Argentina’s formal literacy rate of nearly 97 percent is one of the highest in the Americas, but that statistic disguises some serious problems. Education is free through high school and compulsory to age 12, and the curriculum is rigid; more importantly, though, many schools are disorderly and continual teachers’ strikes have meant that students often only get half a year, or less, of instruction.
Geographically, there are vast differences. The level of instruction at rural public schools can be appallingly low, but other public secondary schools, most notably the Colegio Nacional Buenos Aires, are even more prestigious than some of their private bilingual counterparts in the capital.
Public universities like the capital’s Universidad de Buenos Aires and the Universidad Nacional de La Plata, in the provincial capital, are generally superior to private universities. Public university education is free of charge, but has generated a surplus of high-status degrees in fields like law and intellectually stimulating but less obviously practical subjects like psychology and sociology—and not enough in hands-on disciplines like engineering and computer science. It is also highly politicized, with activists insisting on open admissions to careers such as medicine, and claiming that any rejection is discriminatory.

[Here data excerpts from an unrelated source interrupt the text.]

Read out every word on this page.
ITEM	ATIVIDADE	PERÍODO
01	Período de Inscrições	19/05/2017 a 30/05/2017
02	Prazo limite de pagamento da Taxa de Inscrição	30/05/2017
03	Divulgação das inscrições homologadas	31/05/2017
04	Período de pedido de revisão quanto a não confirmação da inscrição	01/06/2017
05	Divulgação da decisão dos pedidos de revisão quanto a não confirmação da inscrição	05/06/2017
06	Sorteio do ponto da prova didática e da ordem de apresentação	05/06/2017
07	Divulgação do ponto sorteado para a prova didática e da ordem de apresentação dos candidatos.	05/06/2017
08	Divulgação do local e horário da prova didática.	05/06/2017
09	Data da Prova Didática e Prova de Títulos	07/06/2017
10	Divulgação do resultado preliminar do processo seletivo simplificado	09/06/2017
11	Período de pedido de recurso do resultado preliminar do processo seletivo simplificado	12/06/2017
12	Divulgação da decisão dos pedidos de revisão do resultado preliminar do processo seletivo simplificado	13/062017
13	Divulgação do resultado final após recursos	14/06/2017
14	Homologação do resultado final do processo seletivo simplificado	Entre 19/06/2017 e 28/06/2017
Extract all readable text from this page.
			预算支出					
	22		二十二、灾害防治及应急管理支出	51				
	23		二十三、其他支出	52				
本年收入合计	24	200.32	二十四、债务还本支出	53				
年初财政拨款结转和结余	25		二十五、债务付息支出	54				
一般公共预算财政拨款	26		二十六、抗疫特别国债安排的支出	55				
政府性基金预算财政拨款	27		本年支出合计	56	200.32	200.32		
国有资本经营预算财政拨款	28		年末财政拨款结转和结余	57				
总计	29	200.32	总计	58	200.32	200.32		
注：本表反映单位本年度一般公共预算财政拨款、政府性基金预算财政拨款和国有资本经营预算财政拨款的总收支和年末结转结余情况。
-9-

Schoolteachers generally do not receive university degrees but attend special teachers colleges. There is vocational and technical training as well, but these skills enjoy little respect even when those jobs pay more than white-collar positions or office work.
Several Argentine scientists have won Nobel Prizes, including Bernardo Houssay (Medicine, 1946), Luis Federico Leloir (Chemistry, 1972), and César Milstein (Medicine, 1984). One continual concern is the “brain drain” of educated Argentines overseas; Milstein, for instance, spent his most productive years in England because political pressures at Argentine universities made research impossible. Many talented individuals, though, have left simply because the economy has failed them.